I checked and confirmed that he was right. Sometimes, solid evidence like recorders office documents, can nevertheless be misleading. For example, one of the creditor suits against Allen did not really relate to him. He had simply been named because he was in the chain of title on some property. The lawyer who filed that suit agreed on the phone that Allen ultimately was not legitimately a defendant in that suit. I took it out.

Note that in the Allen case, the original “anonymous sources” who contacted me had been right all along. But they were sloppy by journalistic standards. They knew the truth of what they were saying, but they did not think like lawyers or journalists about the need for proof.

Okay if they are reliable

On other occasions, I quote sources who do not want to be identified. In those cases, I know who they are and have, by whatever means, confirmed that they are reliable. That is not foolproof, but it meets the moral and legal standard. [New York Times v. Sullivan, 376 U.S. 254 (1964)] Like other investigative journalists, I identify them as well as I can to the readers—like “an executive of ABC Corporation”—without revealing their identity.

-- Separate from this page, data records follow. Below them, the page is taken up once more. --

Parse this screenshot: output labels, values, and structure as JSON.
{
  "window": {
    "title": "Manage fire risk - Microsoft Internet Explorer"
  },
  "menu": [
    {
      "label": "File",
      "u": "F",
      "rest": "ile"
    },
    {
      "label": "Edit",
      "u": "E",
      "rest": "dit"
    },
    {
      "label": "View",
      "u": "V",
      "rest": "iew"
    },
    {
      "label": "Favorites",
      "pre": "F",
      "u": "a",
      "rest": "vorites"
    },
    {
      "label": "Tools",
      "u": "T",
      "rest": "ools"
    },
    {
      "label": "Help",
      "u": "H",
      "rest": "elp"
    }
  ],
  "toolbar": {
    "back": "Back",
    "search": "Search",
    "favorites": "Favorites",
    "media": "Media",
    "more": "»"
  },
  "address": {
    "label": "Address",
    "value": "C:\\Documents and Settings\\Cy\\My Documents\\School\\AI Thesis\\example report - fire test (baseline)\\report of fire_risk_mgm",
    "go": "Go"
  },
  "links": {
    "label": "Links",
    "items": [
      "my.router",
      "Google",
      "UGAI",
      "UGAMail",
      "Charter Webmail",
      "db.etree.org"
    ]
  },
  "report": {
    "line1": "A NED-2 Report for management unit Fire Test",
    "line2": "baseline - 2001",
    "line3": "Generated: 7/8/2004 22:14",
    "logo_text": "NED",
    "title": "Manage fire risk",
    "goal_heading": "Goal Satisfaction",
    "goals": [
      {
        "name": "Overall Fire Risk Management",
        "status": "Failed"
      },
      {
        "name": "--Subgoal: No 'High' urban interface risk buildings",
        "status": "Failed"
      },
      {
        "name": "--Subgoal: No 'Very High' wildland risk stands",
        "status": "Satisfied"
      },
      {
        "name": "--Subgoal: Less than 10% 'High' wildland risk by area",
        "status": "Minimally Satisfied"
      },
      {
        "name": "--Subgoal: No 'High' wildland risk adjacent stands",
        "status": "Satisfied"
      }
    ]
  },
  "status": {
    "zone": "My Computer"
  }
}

Indeed, we journalists generally do not use the phrase “anonymous source.” Rather, we identify the person as narrowly as we can without exposing him or her. The people who sneeringly use the phrase “anonymous source” are almost always the accused and his or her supporters.

Unlike a lot of journalists, I do not go to jail to protect the identity of a source and tell people that when they talk to me. I will keep your identity secret until a judge orders me to disclose it. I was ordered to reveal the name of an attorney that way once. Tellingly, the lawyer who demanded that and railed against the anonymity for months beforehand, instantly dropped the matter when he learned the name of the lawyer. “Oh, I know him,” was his response. His litigating stance had been that the “anonymous” lawyer I was quoting must not exist or must be a moron or a liar. When I revealed the name, of a respected, Harvard Law School graduate Manhattan attorney, poof went all the bullshit about “anonymous” sources being not only worthless, but a fraud.

‘Deep throat’

Who is the most famous “anonymous” source ever? “Deep throat.” And for how many years did the allies of President Nixon mock the anonymous sources of Woodward and Bernstein?

A bunch of Nixon people want to jail. Nixon himself needed, got, and accepted a presidential pardon from President Gerald Ford. And who was the “anonymous source”—who was never anonymous to Bob Woodward? FBI Associate Director Mark Felt, the number two guy at the FBI. As in my experience, all the dismissal of the “anonymous source” was instantly vaporized by the revelation of who it was.

An army of heroes

I wish someone would Google all the “anonymous source” stories of the past 40 years or so and see how they ended up. My impression is that they were almost all true. The truth is “anonymous sources” have been key sources in thousands of investigative stories and subsequent remedial actions that were extremely important to the nation. Generally, the “anonymous sources” and the reporters who quoted them have turned out to be heroes who exposed important scandals.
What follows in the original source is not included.